Saturday, May 11, 2013

Illusion of Individuality pt. 5


It was a gorgeous day out and on this 420 you had spent the bulk of the day smoking grass, biking around town, and occasionally popping into a pub to get out of the sun and have a beer and cool off. You had to swing home and let out the dogs and take a minute before you headed back out in search of a show to catch later that night.

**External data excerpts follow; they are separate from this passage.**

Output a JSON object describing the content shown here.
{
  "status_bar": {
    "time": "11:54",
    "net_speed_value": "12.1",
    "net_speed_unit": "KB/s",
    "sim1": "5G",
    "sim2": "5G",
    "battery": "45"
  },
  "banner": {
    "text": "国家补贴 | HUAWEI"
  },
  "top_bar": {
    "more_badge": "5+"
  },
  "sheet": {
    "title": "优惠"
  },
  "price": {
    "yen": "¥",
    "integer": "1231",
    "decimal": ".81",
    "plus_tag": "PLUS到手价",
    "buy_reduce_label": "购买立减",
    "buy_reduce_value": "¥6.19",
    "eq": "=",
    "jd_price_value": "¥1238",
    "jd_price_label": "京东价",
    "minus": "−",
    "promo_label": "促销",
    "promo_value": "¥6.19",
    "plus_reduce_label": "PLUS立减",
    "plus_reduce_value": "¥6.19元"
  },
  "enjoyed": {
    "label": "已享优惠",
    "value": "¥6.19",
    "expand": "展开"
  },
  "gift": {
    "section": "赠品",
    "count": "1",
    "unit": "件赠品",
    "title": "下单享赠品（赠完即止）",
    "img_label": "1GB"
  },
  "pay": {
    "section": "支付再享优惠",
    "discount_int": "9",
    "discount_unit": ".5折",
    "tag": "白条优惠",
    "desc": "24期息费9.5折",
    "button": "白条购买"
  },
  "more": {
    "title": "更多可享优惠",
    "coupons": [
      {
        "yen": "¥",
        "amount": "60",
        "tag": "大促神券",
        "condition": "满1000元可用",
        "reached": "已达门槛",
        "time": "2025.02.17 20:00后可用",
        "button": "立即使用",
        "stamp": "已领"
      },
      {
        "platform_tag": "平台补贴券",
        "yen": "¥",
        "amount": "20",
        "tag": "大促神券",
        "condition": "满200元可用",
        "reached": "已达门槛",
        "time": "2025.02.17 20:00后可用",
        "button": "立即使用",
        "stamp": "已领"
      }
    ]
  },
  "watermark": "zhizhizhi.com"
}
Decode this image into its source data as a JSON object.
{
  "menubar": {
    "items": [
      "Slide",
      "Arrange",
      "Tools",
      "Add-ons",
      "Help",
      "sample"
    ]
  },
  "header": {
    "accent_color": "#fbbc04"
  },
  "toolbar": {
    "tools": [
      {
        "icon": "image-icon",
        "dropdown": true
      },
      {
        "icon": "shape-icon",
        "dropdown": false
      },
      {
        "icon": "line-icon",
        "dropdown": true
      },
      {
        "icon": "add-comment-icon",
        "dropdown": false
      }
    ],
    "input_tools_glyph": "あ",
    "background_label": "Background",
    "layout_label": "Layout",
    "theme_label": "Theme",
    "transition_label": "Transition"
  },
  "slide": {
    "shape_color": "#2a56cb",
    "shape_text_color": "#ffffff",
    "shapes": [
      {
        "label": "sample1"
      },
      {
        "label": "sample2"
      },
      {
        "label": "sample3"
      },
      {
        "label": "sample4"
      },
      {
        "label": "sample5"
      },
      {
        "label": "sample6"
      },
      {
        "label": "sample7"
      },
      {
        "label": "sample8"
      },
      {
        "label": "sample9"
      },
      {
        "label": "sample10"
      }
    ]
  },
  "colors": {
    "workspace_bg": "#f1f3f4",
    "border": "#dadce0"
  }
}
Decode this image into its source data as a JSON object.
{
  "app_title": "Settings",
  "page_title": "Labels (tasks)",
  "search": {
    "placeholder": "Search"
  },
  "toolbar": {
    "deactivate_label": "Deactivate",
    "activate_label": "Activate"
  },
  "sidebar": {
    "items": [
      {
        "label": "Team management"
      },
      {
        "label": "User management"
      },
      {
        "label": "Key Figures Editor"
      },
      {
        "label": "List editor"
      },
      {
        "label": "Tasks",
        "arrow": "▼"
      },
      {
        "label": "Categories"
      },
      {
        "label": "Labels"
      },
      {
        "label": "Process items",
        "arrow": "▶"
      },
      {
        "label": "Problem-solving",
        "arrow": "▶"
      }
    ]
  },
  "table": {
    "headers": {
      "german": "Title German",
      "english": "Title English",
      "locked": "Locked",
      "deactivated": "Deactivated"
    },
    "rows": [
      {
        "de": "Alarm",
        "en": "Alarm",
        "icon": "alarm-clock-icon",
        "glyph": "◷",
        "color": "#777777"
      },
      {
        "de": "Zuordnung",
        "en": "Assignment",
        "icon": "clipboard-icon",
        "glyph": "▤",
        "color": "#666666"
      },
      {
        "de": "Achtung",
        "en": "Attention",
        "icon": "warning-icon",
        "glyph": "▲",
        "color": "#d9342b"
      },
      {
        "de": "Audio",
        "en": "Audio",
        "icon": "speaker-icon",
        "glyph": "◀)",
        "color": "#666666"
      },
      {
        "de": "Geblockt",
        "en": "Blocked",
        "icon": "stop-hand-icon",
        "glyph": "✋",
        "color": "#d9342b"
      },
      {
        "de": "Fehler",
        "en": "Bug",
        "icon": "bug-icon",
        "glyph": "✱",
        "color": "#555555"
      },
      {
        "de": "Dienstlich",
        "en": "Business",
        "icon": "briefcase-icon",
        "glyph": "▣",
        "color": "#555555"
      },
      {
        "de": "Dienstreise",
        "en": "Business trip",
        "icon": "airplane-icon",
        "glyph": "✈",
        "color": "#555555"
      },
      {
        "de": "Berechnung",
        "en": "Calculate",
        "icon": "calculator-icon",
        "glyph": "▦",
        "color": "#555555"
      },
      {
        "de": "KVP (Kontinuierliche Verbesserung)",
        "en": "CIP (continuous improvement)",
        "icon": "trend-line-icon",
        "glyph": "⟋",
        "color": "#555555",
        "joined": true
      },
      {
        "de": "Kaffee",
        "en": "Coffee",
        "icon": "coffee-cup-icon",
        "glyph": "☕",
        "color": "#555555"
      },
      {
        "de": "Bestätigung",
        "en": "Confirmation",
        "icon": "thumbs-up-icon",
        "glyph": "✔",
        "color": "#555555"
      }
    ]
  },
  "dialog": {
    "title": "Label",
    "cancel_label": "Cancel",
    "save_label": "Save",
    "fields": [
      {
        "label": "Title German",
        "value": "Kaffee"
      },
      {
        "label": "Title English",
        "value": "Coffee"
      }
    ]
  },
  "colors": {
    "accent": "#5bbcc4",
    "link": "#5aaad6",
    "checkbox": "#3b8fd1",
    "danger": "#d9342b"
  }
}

The rabbit ears hooked up to the TV had been working fairly well lately and having a seat and watching the evening news sounded like a perfect way to kill a little time, smoke a little more, and see if anything had happened that the news deemed worthy of reporting. And there was, a few shootings in town and another accident on one of those oilrigs in the gulf. 
The fire on the rig was pretty bad as these things go; the rig was listing and might be a total loss as well as the ten or so deaths from the explosion. You just had to shake your head, somehow this would be written off as business as usual… a disruption in productivity, a lawsuit by the families of the deceased followed by a hefty settlement and maybe a footnote addressing the negligible impact of a giant oil rig being scuttled to the ocean floor followed by some P.R. propaganda about how it will ultimately be beneficial as it will turn into a coral reef or some other nonsense like that. Enh, screw it. Nothing you can do to change it now. You talk a toke and make a mental note to toast a shot to the sea creatures.
Three months later, there is yet another full color photo of either the wellhead still gushing oil, shrimp boats laden with that ghastly orange boom, or dead & dying critters and tar balls covering some stretch of the thousands of miles of coastline of the Gulf of Mexico. After 90 straight days of total media inundation about the regional environmental apocalypse it was hard to get out of bed in the morning many days. It had been two or three weeks since the last time you were able to small the chemical odor wafting from the south but that was no real comfort. The millions of gallons of crude and chemical dispersants were already making some fishermen-turned-clean-up-crew sick. 
And that was just from immediate contact from working on the water. It might be years before some of the really nasty effects started to show. Even the Times Picayune was keen on the science that forecast potentially horrifying consequences of dumping that quantity of harmful chemicals into the Gulf. The waters of the Gulf of Mexico support the base of life systems for an entire corner of the globe and the long-term ramifications of this even boggled your mind. Add to that the economic power the oil and gas industries have in region, and not only will the environmental effects be downplayed, but any meaningful accountability will most likely go unassigned, plus any meaningful change or litigation will undoubtedly never happen. And the fisheries are still closed and the well is still leaking.
This great and unstoppable threat of a poisonous soup bleeding up the food chain for years to come will continue to haunt your soul, for no matter where you run from this point on the specter of industrial waste will follow. Whether it be run-off from farms, or mining operations, or the cancerous goo used in fracking or deep-well injection all of it finds its way into the water, where it never goes away only to be consumed by life’s more basic critters so it can make its way to your dinner plate. The stress from knowing that you are unable to avoid poisoning yourself had really hit home this summer and there wasn’t enough weed in the world to make that reality palatable.